Advances in Alzheimer’s drug discovery


Alzheimer’s disease (AD) is a neurodegenerative and progressive brain disorder that slowly destroys memory, thinking skills and in some cases the ability to carry out the simplest tasks.

AD is the most common cause of dementia among older adults and the sixth leading cause of death in US with evidence of an increased mortality also in Europe and in female population.

Scientists continue to unravel the complex brain changes involved in the onset and progression of AD, but no drug or other intervention can successfully treat this disease.

Nowadays the current approaches address symptoms relieve, helping people to manage behavioral symptoms and slow down memory loss. Indeed, the approved medications to maintain mental function, like donepezil, rivastigmine and galantamine, or to manage behavior, can regulate neurotransmitters reducing symptoms. However, these drugs do not change the underlying disease process and may help only for a limited time.

In June 2021, the Food and Drug Administration (FDA) approved the first new drug for Alzheimer’s disease.

Its name is Aducanumab and is developed by Biogen in Cambridge, Massachusetts (USA). The novelty lies on the mechanism of action of this drug that removes clumps of amyloid-β plaques in the brain, delaying decline in people living with AD.

This is an historic approval that underscores the importance of early detection and diagnosis to guarantee that patients could receive the most benefit as soon as possible.

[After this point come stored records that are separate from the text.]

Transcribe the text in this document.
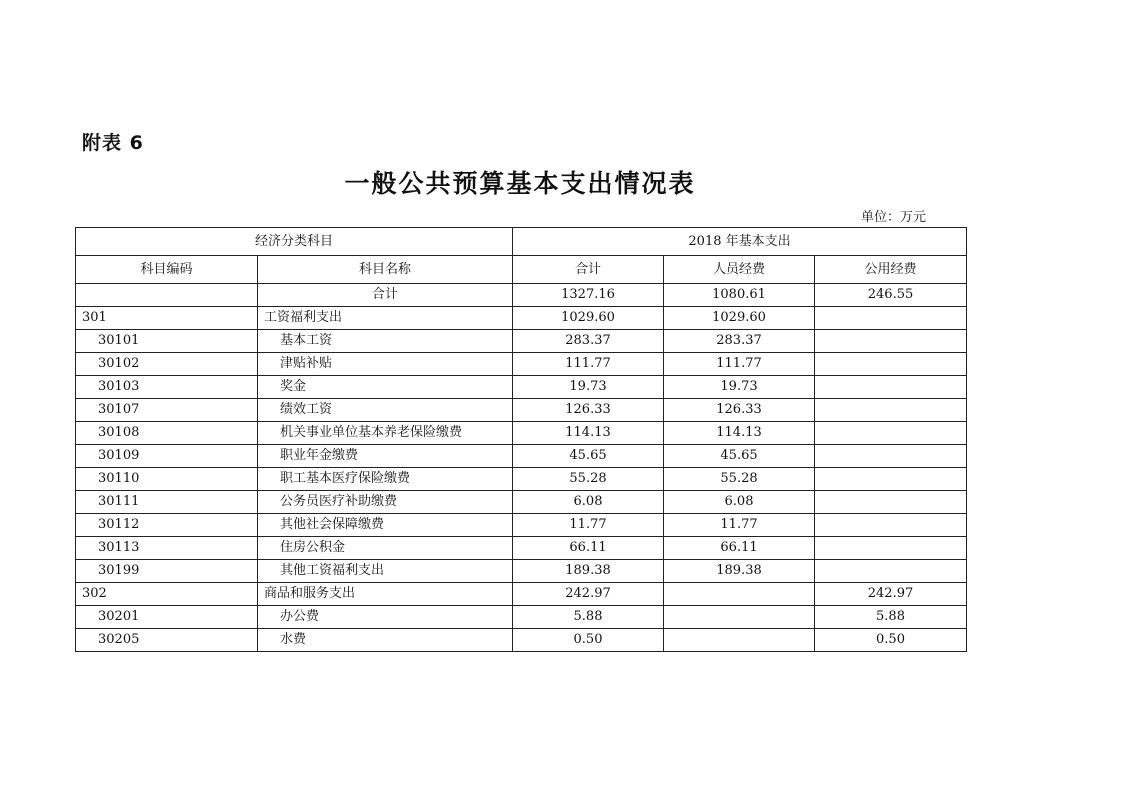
附表 6
一般公共预算基本支出情况表
单位：万元
经济分类科目		2018 年基本支出		
科目编码	科目名称	合计	人员经费	公用经费
	合计	1327.16	1080.61	246.55
301	工资福利支出	1029.60	1029.60	
30101	基本工资	283.37	283.37	
30102	津贴补贴	111.77	111.77	
30103	奖金	19.73	19.73	
30107	绩效工资	126.33	126.33	
30108	机关事业单位基本养老保险缴费	114.13	114.13	
30109	职业年金缴费	45.65	45.65	
30110	职工基本医疗保险缴费	55.28	55.28	
30111	公务员医疗补助缴费	6.08	6.08	
30112	其他社会保障缴费	11.77	11.77	
30113	住房公积金	66.11	66.11	
30199	其他工资福利支出	189.38	189.38	
302	商品和服务支出	242.97		242.97
30201	办公费	5.88		5.88
30205	水费	0.50		0.50
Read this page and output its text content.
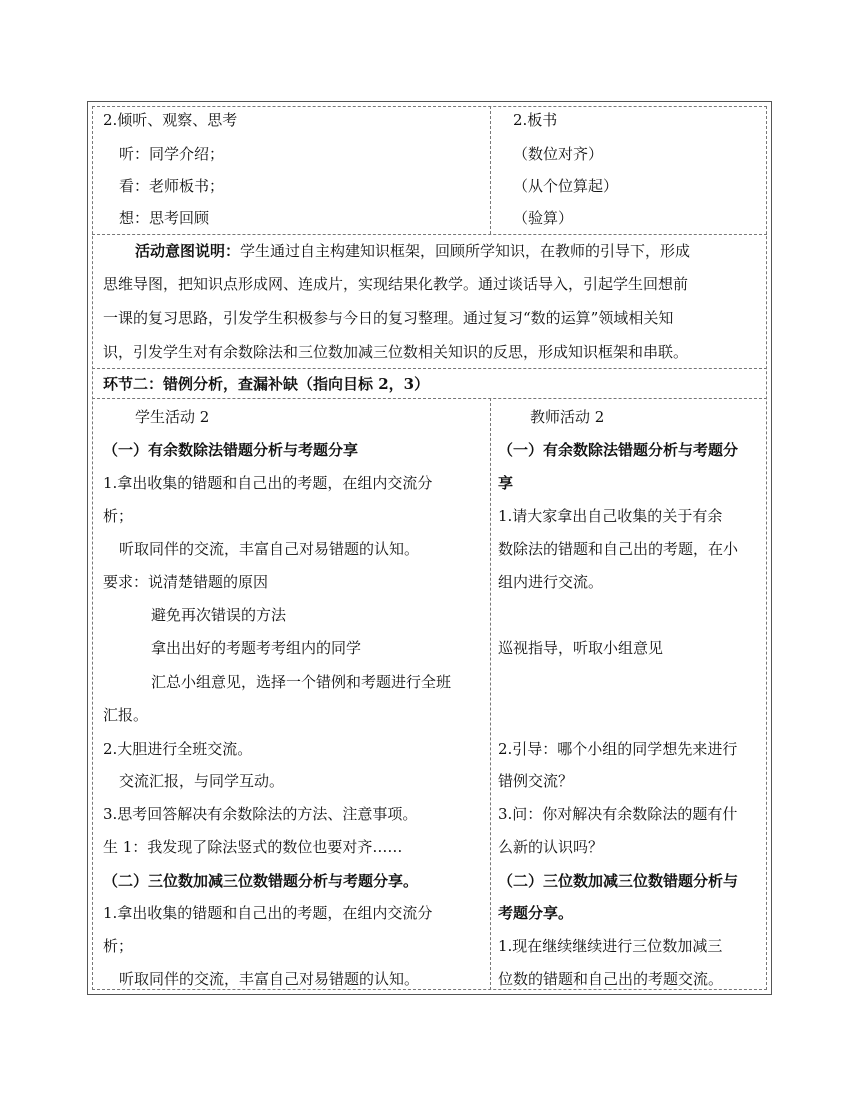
2.倾听、观察、思考
听：同学介绍；
看：老师板书；
想：思考回顾
2.板书
（数位对齐）
（从个位算起）
（验算）
活动意图说明：学生通过自主构建知识框架，回顾所学知识，在教师的引导下，形成
思维导图，把知识点形成网、连成片，实现结果化教学。通过谈话导入，引起学生回想前
一课的复习思路，引发学生积极参与今日的复习整理。通过复习“数的运算”领域相关知
识，引发学生对有余数除法和三位数加减三位数相关知识的反思，形成知识框架和串联。
环节二：错例分析，查漏补缺（指向目标 2，3）
学生活动 2
（一）有余数除法错题分析与考题分享
1.拿出收集的错题和自己出的考题，在组内交流分
析；
听取同伴的交流，丰富自己对易错题的认知。
要求：说清楚错题的原因
避免再次错误的方法
拿出出好的考题考考组内的同学
汇总小组意见，选择一个错例和考题进行全班
汇报。
2.大胆进行全班交流。
交流汇报，与同学互动。
3.思考回答解决有余数除法的方法、注意事项。
生 1：我发现了除法竖式的数位也要对齐……
（二）三位数加减三位数错题分析与考题分享。
1.拿出收集的错题和自己出的考题，在组内交流分
析；
听取同伴的交流，丰富自己对易错题的认知。
教师活动 2
（一）有余数除法错题分析与考题分
享
1.请大家拿出自己收集的关于有余
数除法的错题和自己出的考题，在小
组内进行交流。
巡视指导，听取小组意见
2.引导：哪个小组的同学想先来进行
错例交流？
3.问：你对解决有余数除法的题有什
么新的认识吗？
（二）三位数加减三位数错题分析与
考题分享。
1.现在继续继续进行三位数加减三
位数的错题和自己出的考题交流。
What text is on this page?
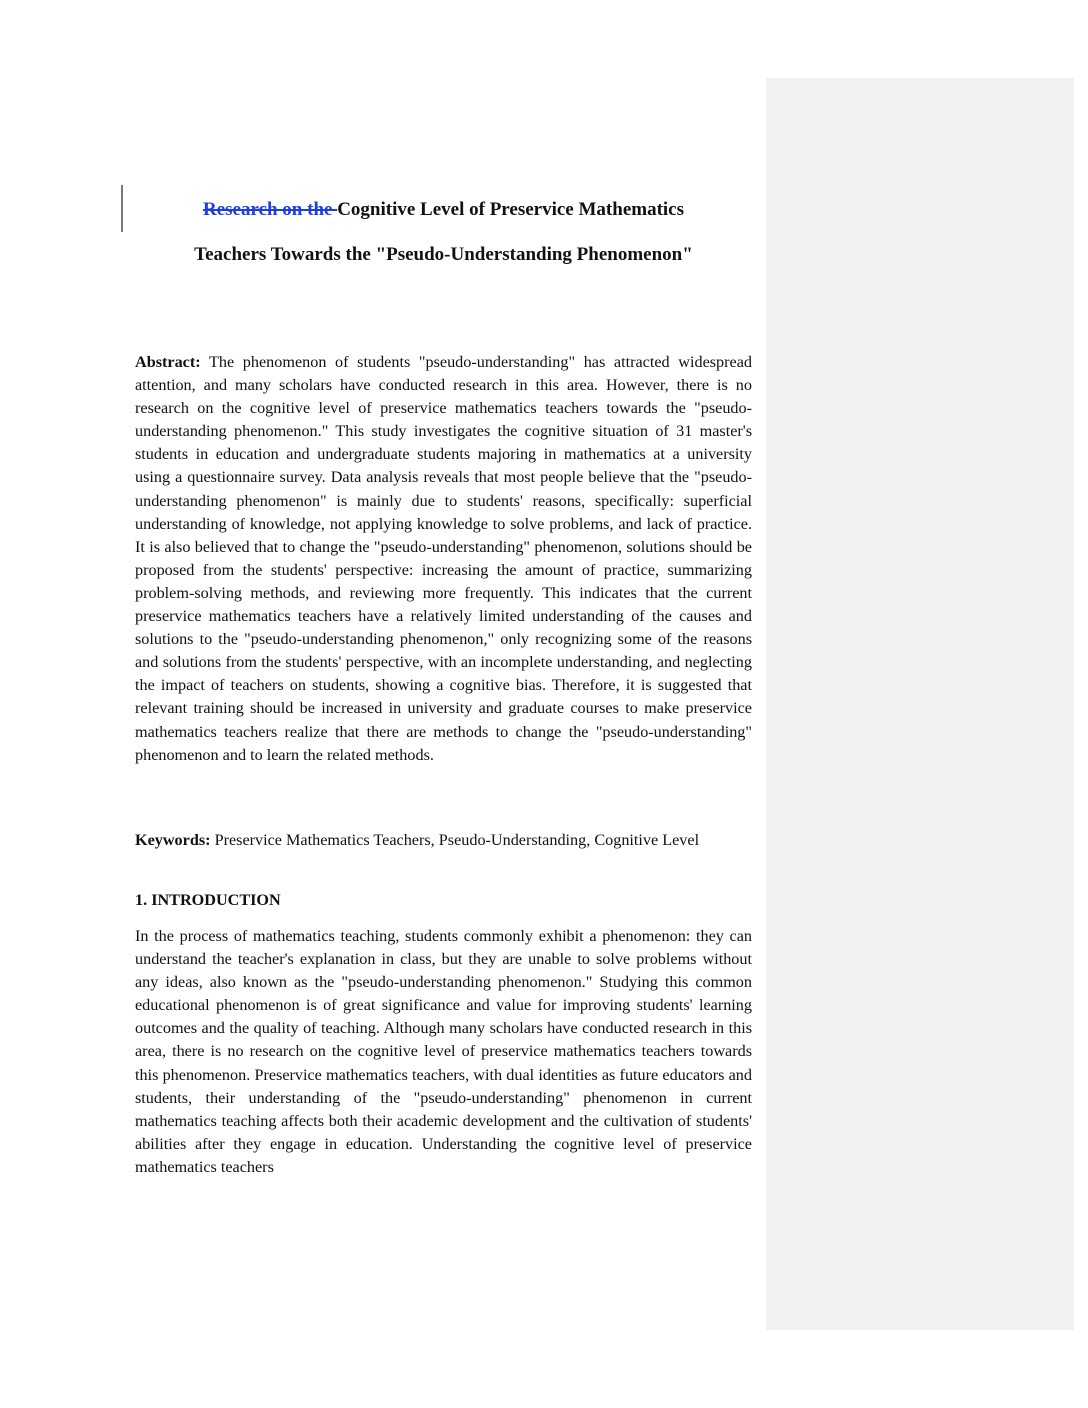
Research on the Cognitive Level of Preservice Mathematics
Teachers Towards the "Pseudo-Understanding Phenomenon"

Abstract: The phenomenon of students "pseudo-understanding" has attracted widespread attention, and many scholars have conducted research in this area. However, there is no research on the cognitive level of preservice mathematics teachers towards the "pseudo-understanding phenomenon." This study investigates the cognitive situation of 31 master's students in education and undergraduate students majoring in mathematics at a university using a questionnaire survey. Data analysis reveals that most people believe that the "pseudo-understanding phenomenon" is mainly due to students' reasons, specifically: superficial understanding of knowledge, not applying knowledge to solve problems, and lack of practice. It is also believed that to change the "pseudo-understanding" phenomenon, solutions should be proposed from the students' perspective: increasing the amount of practice, summarizing problem-solving methods, and reviewing more frequently. This indicates that the current preservice mathematics teachers have a relatively limited understanding of the causes and solutions to the "pseudo-understanding phenomenon," only recognizing some of the reasons and solutions from the students' perspective, with an incomplete understanding, and neglecting the impact of teachers on students, showing a cognitive bias. Therefore, it is suggested that relevant training should be increased in university and graduate courses to make preservice mathematics teachers realize that there are methods to change the "pseudo-understanding" phenomenon and to learn the related methods.

Keywords: Preservice Mathematics Teachers, Pseudo-Understanding, Cognitive Level

1. INTRODUCTION

In the process of mathematics teaching, students commonly exhibit a phenomenon: they can understand the teacher's explanation in class, but they are unable to solve problems without any ideas, also known as the "pseudo-understanding phenomenon." Studying this common educational phenomenon is of great significance and value for improving students' learning outcomes and the quality of teaching. Although many scholars have conducted research in this area, there is no research on the cognitive level of preservice mathematics teachers towards this phenomenon. Preservice mathematics teachers, with dual identities as future educators and students, their understanding of the "pseudo-understanding" phenomenon in current mathematics teaching affects both their academic development and the cultivation of students' abilities after they engage in education. Understanding the cognitive level of preservice mathematics teachers
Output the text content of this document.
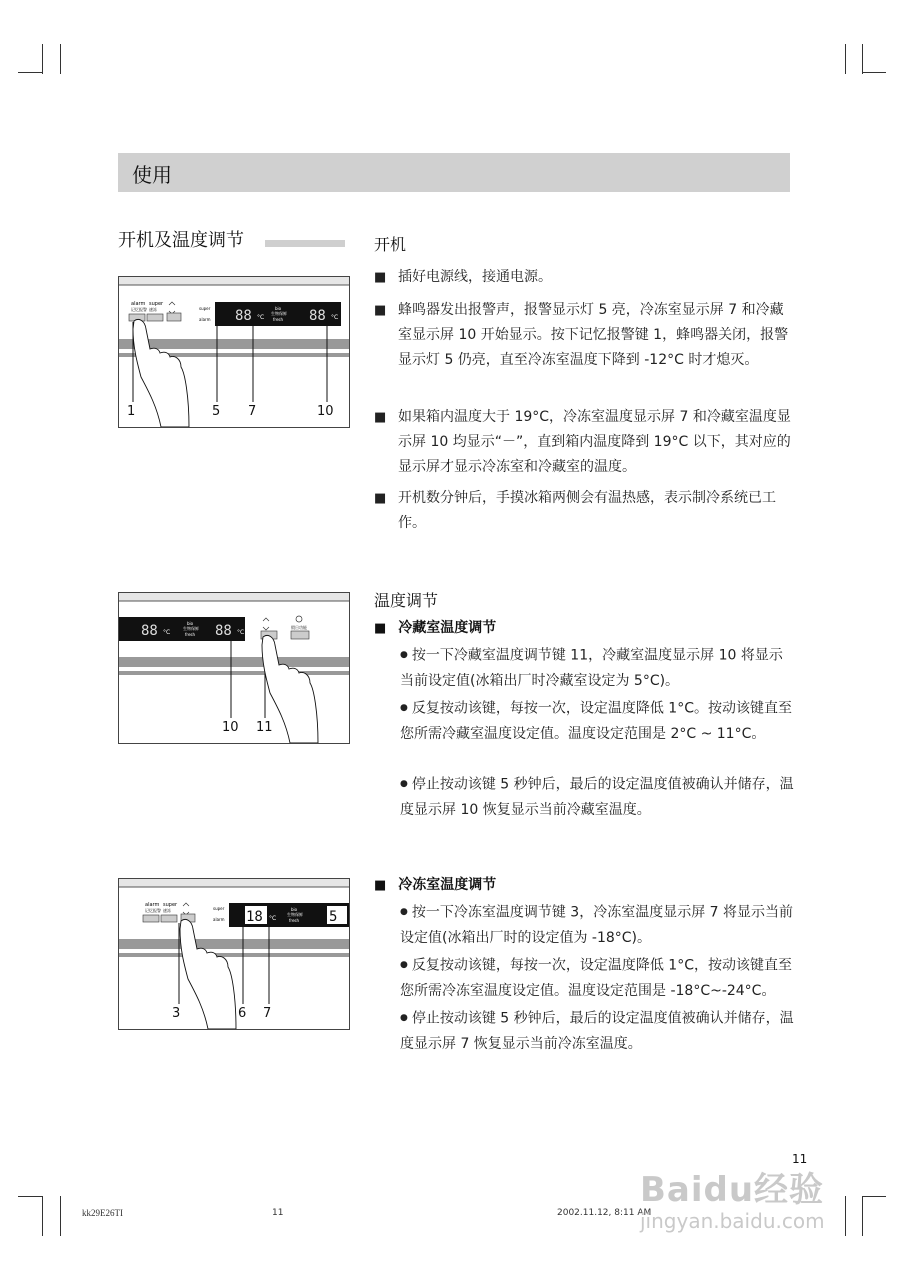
使用
开机及温度调节	开机
■ 插好电源线，接通电源。
■ 蜂鸣器发出报警声，报警显示灯 5 亮，冷冻室显示屏 7 和冷藏室显示屏 10 开始显示。按下记忆报警键 1，蜂鸣器关闭，报警显示灯 5 仍亮，直至冷冻室温度下降到 -12°C 时才熄灭。
■ 如果箱内温度大于 19°C，冷冻室温度显示屏 7 和冷藏室温度显示屏 10 均显示“－”，直到箱内温度降到 19°C 以下，其对应的显示屏才显示冷冻室和冷藏室的温度。
■ 开机数分钟后，手摸冰箱两侧会有温热感，表示制冷系统已工作。
温度调节
■ 冷藏室温度调节
● 按一下冷藏室温度调节键 11，冷藏室温度显示屏 10 将显示当前设定值(冰箱出厂时冷藏室设定为 5°C)。
● 反复按动该键，每按一次，设定温度降低 1°C。按动该键直至您所需冷藏室温度设定值。温度设定范围是 2°C ~ 11°C。
● 停止按动该键 5 秒钟后，最后的设定温度值被确认并储存，温度显示屏 10 恢复显示当前冷藏室温度。
■ 冷冻室温度调节
● 按一下冷冻室温度调节键 3，冷冻室温度显示屏 7 将显示当前设定值(冰箱出厂时的设定值为 -18°C)。
● 反复按动该键，每按一次，设定温度降低 1°C，按动该键直至您所需冷冻室温度设定值。温度设定范围是 -18°C~-24°C。
● 停止按动该键 5 秒钟后，最后的设定温度值被确认并储存，温度显示屏 7 恢复显示当前冷冻室温度。
alarm
记忆报警
super
速冻	super
alarm 88 °C
bio
生物保鲜
fresh 88 °C
1	5 7	10
88 °C
bio
生物保鲜
fresh 88 °C
假日功能
10 11
alarm
记忆报警
super
速冻	super
alarm 18 °C
bio
生物保鲜
fresh 5
3	6 7
11
kk29E26TI	11	2002.11.12, 8:11 AM
Baidu经验
jingyan.baidu.com
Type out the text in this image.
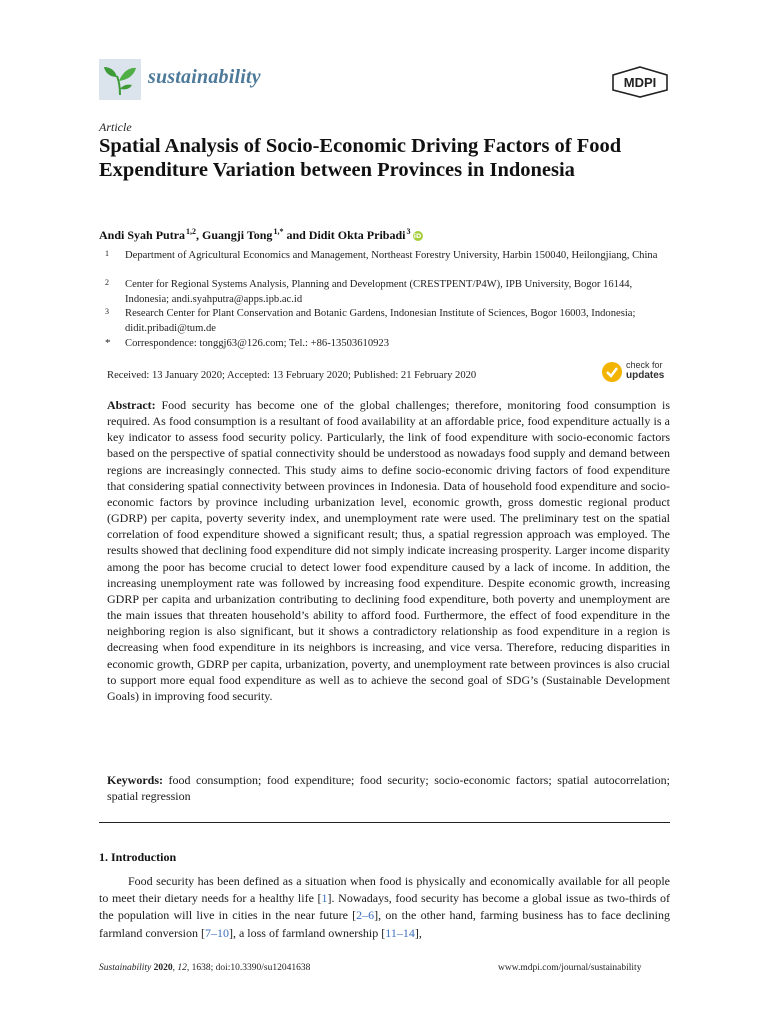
sustainability	MDPI
Article
Spatial Analysis of Socio-Economic Driving Factors of Food Expenditure Variation between Provinces in Indonesia
Andi Syah Putra $^{1,2}$, Guangji Tong $^{1,*}$ and Didit Okta Pribadi $^3$ iD
1 Department of Agricultural Economics and Management, Northeast Forestry University, Harbin 150040, Heilongjiang, China
2 Center for Regional Systems Analysis, Planning and Development (CRESTPENT/P4W), IPB University, Bogor 16144, Indonesia; andi.syahputra@apps.ipb.ac.id
3 Research Center for Plant Conservation and Botanic Gardens, Indonesian Institute of Sciences, Bogor 16003, Indonesia; didit.pribadi@tum.de
* Correspondence: tonggj63@126.com; Tel.: +86-13503610923
Received: 13 January 2020; Accepted: 13 February 2020; Published: 21 February 2020
check for
updates

Abstract: Food security has become one of the global challenges; therefore, monitoring food consumption is required. As food consumption is a resultant of food availability at an affordable price, food expenditure actually is a key indicator to assess food security policy. Particularly, the link of food expenditure with socio-economic factors based on the perspective of spatial connectivity should be understood as nowadays food supply and demand between regions are increasingly connected. This study aims to define socio-economic driving factors of food expenditure that considering spatial connectivity between provinces in Indonesia. Data of household food expenditure and socio-economic factors by province including urbanization level, economic growth, gross domestic regional product (GDRP) per capita, poverty severity index, and unemployment rate were used. The preliminary test on the spatial correlation of food expenditure showed a significant result; thus, a spatial regression approach was employed. The results showed that declining food expenditure did not simply indicate increasing prosperity. Larger income disparity among the poor has become crucial to detect lower food expenditure caused by a lack of income. In addition, the increasing unemployment rate was followed by increasing food expenditure. Despite economic growth, increasing GDRP per capita and urbanization contributing to declining food expenditure, both poverty and unemployment are the main issues that threaten household’s ability to afford food. Furthermore, the effect of food expenditure in the neighboring region is also significant, but it shows a contradictory relationship as food expenditure in a region is decreasing when food expenditure in its neighbors is increasing, and vice versa. Therefore, reducing disparities in economic growth, GDRP per capita, urbanization, poverty, and unemployment rate between provinces is also crucial to support more equal food expenditure as well as to achieve the second goal of SDG’s (Sustainable Development Goals) in improving food security.

Keywords: food consumption; food expenditure; food security; socio-economic factors; spatial autocorrelation; spatial regression

1. Introduction

Food security has been defined as a situation when food is physically and economically available for all people to meet their dietary needs for a healthy life [1]. Nowadays, food security has become a global issue as two-thirds of the population will live in cities in the near future [2–6], on the other hand, farming business has to face declining farmland conversion [7–10], a loss of farmland ownership [11–14],

Sustainability 2020, 12, 1638; doi:10.3390/su12041638	www.mdpi.com/journal/sustainability
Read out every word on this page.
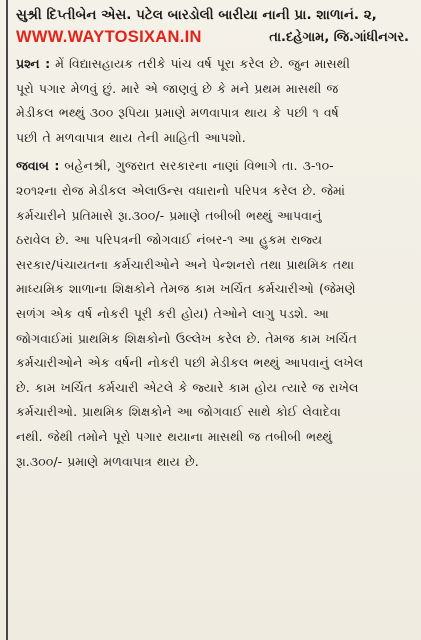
સુશ્રી દિપ્તીબેન એસ. પટેલ બારડોલી બારીયા નાની પ્રા. શાળાનં. ૨,
WWW.WAYTOSIXAN.IN	તા.દહેગામ, જિ.ગાંધીનગર.
પ્રશ્ન : મેં વિદ્યાસહાયક તરીકે પાંચ વર્ષ પૂરા કરેલ છે. જુન માસથી
પૂરો પગાર મેળવું છું. મારે એ જાણવું છે કે મને પ્રથમ માસથી જ
મેડીકલ ભથ્થું ૩૦૦ રૂપિયા પ્રમાણે મળવાપાત્ર થાય કે પછી ૧ વર્ષ
પછી તે મળવાપાત્ર થાય તેની માહિતી આપશો.
જવાબ : બહેનશ્રી, ગુજરાત સરકારના નાણાં વિભાગે તા. ૩-૧૦-
૨૦૧૨ના રોજ મેડીકલ એલાઉન્સ વધારાનો પરિપત્ર કરેલ છે. જેમાં
કર્મચારીને પ્રતિમાસે રૂા.૩૦૦/- પ્રમાણે તબીબી ભથ્થું આપવાનું
ઠરાવેલ છે. આ પરિપત્રની જોગવાઈ નંબર-૧ આ હુકમ રાજ્ય
સરકાર/પંચાયતના કર્મચારીઓને અને પેન્શનરો તથા પ્રાથમિક તથા
માધ્યમિક શાળાના શિક્ષકોને તેમજ કામ ખર્ચિત કર્મચારીઓ (જેમણે
સળંગ એક વર્ષ નોકરી પૂરી કરી હોય) તેઓને લાગુ પડશે. આ
જોગવાઈમાં પ્રાથમિક શિક્ષકોનો ઉલ્લેખ કરેલ છે. તેમજ કામ ખર્ચિત
કર્મચારીઓને એક વર્ષની નોકરી પછી મેડીકલ ભથ્થું આપવાનું લખેલ
છે. કામ ખર્ચિત કર્મચારી એટલે કે જ્યારે કામ હોય ત્યારે જ રાખેલ
કર્મચારીઓ. પ્રાથમિક શિક્ષકોને આ જોગવાઈ સાથે કોઈ લેવાદેવા
નથી. જેથી તમોને પૂરો પગાર થયાના માસથી જ તબીબી ભથ્થું
રૂા.૩૦૦/- પ્રમાણે મળવાપાત્ર થાય છે.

Aducanumab was approved using the accelerated approval pathway, which can be used for a serious or life-threatening illness that provides a meaningful therapeutic advantage over existing treatments.


Researchers evaluated Aducanumab’s efficacy in three studies, including 3482 patients, that consisted of double-blind, randomized, placebo-controlled dose-ranging studies. It was demonstrated that patients receiving the treatment had significant dose-and time-dependent reduction of amyloid beta plaque, while placebo-patients had no reduction of amyloid beta plaque. These results supported the accelerated approval of Aducanumab.


Although the approval decision has sparked controversy among scientists, it is now considered a milestone in the treatment of AD and we expect this will be the first of a number of treatments to come which can help to fight AD.


For further information see the following references:
- FDA news release, “FDA Grants Accelerated Approval for Alzheimer’s Drug”, June 07, 2021
- “Daily briefing: Alzheimer’s drug controversially approved by FDA”. Nature, 2021 Jun 8. doi: 10.1038/d41586-021-01553-3.